Interprétée par des acteurs argentins (du Grupo Marea), allemands et autrichiens, la pièce conçue par Pensotti est découpée en trois actes, les spectateurs se déplaçant à leur gré entre les petites maisons où se déroulent au même moment des scènes de huit minutes. Elles racontent les drames intimes des personnages mais aussi la décadence collective de cette enclave longtemps repliée sur ses privilèges, et défendue par une clôture contre les « pauvres » du dehors. Mais pas, évidemment, contre les avatars du capitalisme : le management de Goodwind (Bonvent, le nom de l’entreprise) rogne d’abord les avantages du personnel, puis oblige les gens à faire des boulots dégradants avant de les expulser. Un scénario, hélas, connu.

Goodwind ayant cessé d’exister après sa fusion désastreuse avec une multinationale, Diamante doit être vidée et transformée, en parc à thème ou autre chose. Des milices échappant à tout contrôle écument les rues. Abandonnés à eux-mêmes par les adultes et basculant dans le mysticisme, un petit groupe de jeunes s'apprête à incendier la ville maudite, pour que les dieux pré-hispaniques puissent de nouveau habiter les marais qu’elle avait jadis recouverts.

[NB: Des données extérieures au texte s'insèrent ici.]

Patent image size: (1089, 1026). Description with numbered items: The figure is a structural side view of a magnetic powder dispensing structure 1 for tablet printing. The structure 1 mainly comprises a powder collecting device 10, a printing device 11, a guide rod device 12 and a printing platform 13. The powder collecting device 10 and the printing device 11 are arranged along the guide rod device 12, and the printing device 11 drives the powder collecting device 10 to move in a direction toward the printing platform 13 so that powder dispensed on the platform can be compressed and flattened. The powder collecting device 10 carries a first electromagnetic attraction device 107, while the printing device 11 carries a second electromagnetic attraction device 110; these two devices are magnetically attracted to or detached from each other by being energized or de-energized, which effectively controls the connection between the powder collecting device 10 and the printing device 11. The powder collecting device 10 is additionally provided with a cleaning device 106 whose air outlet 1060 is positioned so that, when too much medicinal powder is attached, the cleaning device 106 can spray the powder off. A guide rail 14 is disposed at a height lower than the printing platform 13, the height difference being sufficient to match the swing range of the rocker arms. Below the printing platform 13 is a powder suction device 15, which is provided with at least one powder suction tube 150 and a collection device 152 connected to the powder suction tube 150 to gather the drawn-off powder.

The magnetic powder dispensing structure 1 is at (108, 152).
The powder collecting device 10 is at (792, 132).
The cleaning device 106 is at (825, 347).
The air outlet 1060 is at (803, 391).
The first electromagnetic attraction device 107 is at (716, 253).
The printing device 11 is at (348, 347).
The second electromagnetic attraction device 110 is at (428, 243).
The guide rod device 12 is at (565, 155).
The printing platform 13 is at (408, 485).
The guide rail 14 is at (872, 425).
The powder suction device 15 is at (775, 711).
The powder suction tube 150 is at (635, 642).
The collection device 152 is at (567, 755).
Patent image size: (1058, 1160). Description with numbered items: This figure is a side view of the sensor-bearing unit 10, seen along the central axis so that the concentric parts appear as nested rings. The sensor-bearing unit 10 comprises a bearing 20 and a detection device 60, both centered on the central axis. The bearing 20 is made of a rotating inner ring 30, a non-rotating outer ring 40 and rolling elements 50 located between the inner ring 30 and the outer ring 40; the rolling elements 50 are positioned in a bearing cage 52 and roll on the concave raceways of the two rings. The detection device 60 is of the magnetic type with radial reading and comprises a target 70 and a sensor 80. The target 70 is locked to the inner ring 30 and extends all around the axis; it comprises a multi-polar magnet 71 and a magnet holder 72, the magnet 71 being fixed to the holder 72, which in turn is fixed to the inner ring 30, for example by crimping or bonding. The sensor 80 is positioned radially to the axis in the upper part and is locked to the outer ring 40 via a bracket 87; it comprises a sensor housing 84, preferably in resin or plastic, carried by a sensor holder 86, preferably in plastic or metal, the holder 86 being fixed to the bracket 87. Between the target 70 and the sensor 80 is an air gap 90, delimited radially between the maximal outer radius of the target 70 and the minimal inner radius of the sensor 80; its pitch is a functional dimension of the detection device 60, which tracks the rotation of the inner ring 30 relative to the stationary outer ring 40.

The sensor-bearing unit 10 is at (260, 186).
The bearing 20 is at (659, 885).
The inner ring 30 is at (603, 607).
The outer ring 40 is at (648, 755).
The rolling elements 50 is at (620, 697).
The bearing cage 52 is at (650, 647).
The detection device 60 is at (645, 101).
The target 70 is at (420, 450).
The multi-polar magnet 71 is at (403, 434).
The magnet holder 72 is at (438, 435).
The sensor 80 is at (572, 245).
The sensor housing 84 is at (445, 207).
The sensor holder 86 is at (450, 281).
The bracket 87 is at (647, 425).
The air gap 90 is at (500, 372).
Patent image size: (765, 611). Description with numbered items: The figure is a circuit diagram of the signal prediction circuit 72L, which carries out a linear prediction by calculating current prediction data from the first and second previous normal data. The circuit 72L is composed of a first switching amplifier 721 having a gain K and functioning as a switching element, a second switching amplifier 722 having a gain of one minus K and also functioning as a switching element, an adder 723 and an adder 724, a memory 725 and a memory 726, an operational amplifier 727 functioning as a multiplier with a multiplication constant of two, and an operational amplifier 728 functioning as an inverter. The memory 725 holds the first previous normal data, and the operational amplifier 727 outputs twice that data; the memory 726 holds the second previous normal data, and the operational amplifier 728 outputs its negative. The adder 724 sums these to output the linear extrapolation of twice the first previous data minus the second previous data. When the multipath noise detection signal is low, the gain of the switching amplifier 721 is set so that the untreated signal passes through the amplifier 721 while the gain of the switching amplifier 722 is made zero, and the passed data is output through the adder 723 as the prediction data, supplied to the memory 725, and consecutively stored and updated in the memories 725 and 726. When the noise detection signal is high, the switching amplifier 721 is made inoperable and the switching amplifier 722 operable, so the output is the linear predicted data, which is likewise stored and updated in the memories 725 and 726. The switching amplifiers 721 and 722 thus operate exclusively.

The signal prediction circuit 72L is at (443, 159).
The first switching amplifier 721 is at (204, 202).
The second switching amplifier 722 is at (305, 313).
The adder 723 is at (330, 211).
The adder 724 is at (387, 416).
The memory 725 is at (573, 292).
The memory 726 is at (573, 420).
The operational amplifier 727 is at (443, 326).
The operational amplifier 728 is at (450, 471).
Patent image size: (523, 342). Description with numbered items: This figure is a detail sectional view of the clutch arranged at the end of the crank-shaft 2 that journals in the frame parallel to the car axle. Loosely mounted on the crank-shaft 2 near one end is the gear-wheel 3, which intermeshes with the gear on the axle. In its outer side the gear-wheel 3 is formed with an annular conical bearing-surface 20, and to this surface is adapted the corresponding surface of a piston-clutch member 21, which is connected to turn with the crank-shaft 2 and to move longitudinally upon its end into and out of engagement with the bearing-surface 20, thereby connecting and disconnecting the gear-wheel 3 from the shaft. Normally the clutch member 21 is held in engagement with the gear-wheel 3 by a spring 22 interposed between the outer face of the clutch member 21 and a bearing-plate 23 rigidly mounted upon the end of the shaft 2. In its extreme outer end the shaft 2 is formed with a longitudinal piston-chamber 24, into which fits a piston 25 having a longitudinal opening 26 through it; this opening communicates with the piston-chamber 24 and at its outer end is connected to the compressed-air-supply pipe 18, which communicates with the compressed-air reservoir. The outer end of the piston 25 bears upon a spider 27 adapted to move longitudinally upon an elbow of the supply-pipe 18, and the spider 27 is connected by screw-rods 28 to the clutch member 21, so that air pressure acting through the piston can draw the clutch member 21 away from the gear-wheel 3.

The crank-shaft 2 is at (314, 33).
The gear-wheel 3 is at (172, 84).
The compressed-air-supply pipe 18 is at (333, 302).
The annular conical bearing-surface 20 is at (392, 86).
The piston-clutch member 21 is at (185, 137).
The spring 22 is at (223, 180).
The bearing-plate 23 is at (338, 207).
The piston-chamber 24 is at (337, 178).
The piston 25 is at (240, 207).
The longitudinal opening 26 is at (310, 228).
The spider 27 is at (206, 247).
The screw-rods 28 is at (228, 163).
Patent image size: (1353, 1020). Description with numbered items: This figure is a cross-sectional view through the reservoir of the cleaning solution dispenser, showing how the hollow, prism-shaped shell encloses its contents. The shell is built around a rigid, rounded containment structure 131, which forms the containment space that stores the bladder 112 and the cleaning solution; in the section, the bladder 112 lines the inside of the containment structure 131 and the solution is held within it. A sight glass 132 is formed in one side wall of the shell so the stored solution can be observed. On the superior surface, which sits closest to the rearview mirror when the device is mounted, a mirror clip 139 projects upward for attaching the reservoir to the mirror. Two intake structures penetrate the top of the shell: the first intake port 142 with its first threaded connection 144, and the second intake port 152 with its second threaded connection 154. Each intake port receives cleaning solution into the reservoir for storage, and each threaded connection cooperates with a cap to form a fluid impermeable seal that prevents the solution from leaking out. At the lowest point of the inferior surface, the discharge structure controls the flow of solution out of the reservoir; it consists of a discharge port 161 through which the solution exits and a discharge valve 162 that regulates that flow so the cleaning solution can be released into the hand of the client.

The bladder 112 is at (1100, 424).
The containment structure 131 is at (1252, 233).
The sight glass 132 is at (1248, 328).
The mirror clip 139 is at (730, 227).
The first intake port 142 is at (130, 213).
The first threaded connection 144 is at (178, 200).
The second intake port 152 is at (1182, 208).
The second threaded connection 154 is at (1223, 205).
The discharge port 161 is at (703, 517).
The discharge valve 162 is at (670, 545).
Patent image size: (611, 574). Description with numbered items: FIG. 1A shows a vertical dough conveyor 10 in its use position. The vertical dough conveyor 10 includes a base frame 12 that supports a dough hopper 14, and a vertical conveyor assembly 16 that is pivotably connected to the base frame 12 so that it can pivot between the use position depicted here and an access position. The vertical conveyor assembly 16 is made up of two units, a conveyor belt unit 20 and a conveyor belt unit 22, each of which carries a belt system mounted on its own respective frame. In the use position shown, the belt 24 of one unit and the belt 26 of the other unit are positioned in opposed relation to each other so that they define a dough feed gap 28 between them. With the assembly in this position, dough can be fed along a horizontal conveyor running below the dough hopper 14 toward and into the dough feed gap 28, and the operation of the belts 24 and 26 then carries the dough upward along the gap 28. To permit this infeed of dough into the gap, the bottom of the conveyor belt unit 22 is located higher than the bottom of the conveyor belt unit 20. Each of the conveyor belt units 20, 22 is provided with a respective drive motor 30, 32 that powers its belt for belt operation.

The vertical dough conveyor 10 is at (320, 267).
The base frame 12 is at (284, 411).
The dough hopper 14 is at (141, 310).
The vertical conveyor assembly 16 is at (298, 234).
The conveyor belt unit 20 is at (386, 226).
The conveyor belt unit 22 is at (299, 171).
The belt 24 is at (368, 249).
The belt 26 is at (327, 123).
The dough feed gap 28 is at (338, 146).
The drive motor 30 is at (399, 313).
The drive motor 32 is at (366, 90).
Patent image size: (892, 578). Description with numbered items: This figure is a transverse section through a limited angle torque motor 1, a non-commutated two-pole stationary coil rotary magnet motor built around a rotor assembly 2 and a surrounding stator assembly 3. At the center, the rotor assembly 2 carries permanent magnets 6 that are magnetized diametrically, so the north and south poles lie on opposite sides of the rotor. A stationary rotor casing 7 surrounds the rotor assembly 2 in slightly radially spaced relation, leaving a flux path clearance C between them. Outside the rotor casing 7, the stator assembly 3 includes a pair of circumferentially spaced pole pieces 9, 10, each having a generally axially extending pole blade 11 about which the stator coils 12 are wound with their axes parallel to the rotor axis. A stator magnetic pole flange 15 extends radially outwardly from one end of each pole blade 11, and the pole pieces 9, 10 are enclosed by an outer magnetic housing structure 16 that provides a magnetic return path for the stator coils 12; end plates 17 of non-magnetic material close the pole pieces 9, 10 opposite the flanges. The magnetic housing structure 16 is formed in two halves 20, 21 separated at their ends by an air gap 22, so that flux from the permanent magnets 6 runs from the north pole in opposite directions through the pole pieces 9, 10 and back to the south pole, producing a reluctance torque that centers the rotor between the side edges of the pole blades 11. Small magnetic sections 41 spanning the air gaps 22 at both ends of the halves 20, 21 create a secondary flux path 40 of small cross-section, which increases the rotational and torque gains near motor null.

Cette fable cruelle suppose une prouesse technique : la coordination parfaite de scènes jouées simultanément. Ce qui n’est pas évident, comme l’a montré le fait que les acteurs ont dû interrompre et recommencer une séquence. La superficie occupée par le spectacle, au sens propre comme au sens figuré, a pour corollaire un manque de profondeur, que l'auteur tente de compenser en faisant défiler sur un écran, au-dessus de la "vitrine" de ces saynètes, des pensées plus ou moins profondes et des citations de haut vol - Foucault, référence obligée d'un bout à l'autre de la planète. Mais on reste captivé, comme dans un feuilleton télévisé, par les aléas des couples qui se séparent ou se reforment, et ceux d’une campagne électorale où l’on peut croire un moment que le vaillant petit parti de gauche va l’emporter sur l’horrible candidate néo-libérale: une telenovela, écrit un journaliste de la télévision publique ORF, dont les spectateurs deviennent "éditeurs et monteurs".

Bien sûr nous retrouvons en filigrane des traits de la biographie de Mariano Pensotti, dont le père fut engagé dans la guérilla marxiste contre la dictature et qui s’identifie clairement, quoique de manière désenchantée, à la critique de gauche du néo-libéralisme. Parmi les personnages figure un responsable syndical tenté de se laisser corrompre, avant de devenir le candidat du parti de gauche – et d’atterrir en prison. Un metteur en scène déchu, époux de la candidate néolibérale, travaille pour lui avant de retourner sa veste dans l’espoir de relancer sa carrière. Des ossements humains, reliques des crimes commis jadis par la dictature, émergent d’une fosse clandestine.

Les fictions que l’on invente à partir des utopies survivront-elles aux utopies elles-mêmes ? Telle est la question qui hante ce spectacle. Et au-delà des Wiener Festwochen, notre monde.